Lying has become something of a minefield for HR directors, with almost half agreeing that it is impossible to tell whether candidates are bending the truth in interviews. Some 74 per cent said they would try to identify those being economical with the truth by asking questions, while two-thirds said they relied on intuition and body language.
"Because we have full employment now, some SMEs will even hire someone on the spot because they liked them during the interview," Mullan says.
"When I speak to clients, I realise that a lot of people bury their head in the sand about this issue."
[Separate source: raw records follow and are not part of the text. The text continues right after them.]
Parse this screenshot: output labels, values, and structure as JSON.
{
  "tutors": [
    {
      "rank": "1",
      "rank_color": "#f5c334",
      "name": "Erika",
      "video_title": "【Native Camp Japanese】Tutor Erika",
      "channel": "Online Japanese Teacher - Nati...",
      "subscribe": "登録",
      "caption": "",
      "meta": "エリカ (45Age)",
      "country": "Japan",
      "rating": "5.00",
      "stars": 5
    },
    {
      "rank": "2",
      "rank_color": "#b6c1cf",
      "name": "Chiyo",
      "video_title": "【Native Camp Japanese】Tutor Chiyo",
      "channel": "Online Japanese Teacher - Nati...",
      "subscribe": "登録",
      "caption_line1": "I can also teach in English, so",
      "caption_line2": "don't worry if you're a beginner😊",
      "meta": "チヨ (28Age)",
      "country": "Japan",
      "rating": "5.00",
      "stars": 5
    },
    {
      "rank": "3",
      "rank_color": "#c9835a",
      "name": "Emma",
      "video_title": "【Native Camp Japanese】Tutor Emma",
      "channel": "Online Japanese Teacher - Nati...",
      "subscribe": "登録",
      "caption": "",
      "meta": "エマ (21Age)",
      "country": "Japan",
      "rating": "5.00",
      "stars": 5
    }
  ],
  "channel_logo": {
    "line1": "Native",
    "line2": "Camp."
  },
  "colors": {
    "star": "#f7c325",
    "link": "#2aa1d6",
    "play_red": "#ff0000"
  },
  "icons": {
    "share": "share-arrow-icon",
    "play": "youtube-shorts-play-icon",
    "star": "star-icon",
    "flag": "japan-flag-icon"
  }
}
When calculating the cost of a bad hire, small companies typically just count the expense of advertising the position and the recruitment agency's fee, he says. But the cost can amount to three times an annual salary because of the time the company's managers and other staff invested in hiring and training the employee, and the salary and benefits paid to the employee during their time with the company.
The hidden costs of hiring the wrong candidate include time wasted managing their poor performance, the negative effect on co-workers' productivity and morale, lost customers and potential sales due to mishandling by the employee, compensation, severance or legal fees, and the cost of recruiting and training a replacement.
"Consider the damage to a company if you hired the wrong account manager and he messed up your biggest client and the company lost the business," Mullan says. "You then have to go and hire and train another individual."
A combination of competency-based interviews and objective assessment techniques is the best way of predicting a candidate's suitability for a job, he says, citing a review of 85 years' worth of research into the validity of different recruitment methods.
As a result, more large companies are turning to psychometric assessment to find the right employees.
Some 80 per cent of the companies listed on the FTSE 100 used some kind of psychometric evaluation last year, a survey carried out by Test Agency Hogrefe found.
Mullan polled 100 of the biggest companies in Ireland and discovered that 64 of them use psychometric testing.
Measurability, founded three months ago, provides SMEs with assessments such as ability testing, personality and motivational questionnaires to help companies cut down on recruitment time, avoid bad hires and reduce staff turnover.
"I can do as much or as little for an organisation as they want," Mullan says. "For one company, I'm designing their whole recruitment process, ranging from finding out what skills they are looking to hire right through to assessing these skills and creating an interview structure for them."
He continues: "For other organisations, I simply supply online personality questionnaires. If someone is going for an interview today, they can complete the questionnaire and I can have a report on that person by the following morning.
"The type of questionnaire I use has a consistency gauge in it. If the consistency gauge is low, it may be that the candidate tried to manipulate the information."
After leaving Eden Recruitment, Mullan gained experience in psychometric assessment by working for SHL in the UK. SHL, whose shares are listed on the London Stock Exchange, employs more than 250 psychologists and provides over 5,500 clients with psychometric tools and techniques, training and consultancy services.
As the popularity of psychometric testing grows among companies, so too does SHL's earnings - the organisation reported a 36 per cent gain in pretax profit for last year.
Mullan, though, says the cost to SMEs of using Measurability to recruit staff is "minimal" compared to the expense of hiring the wrong employee.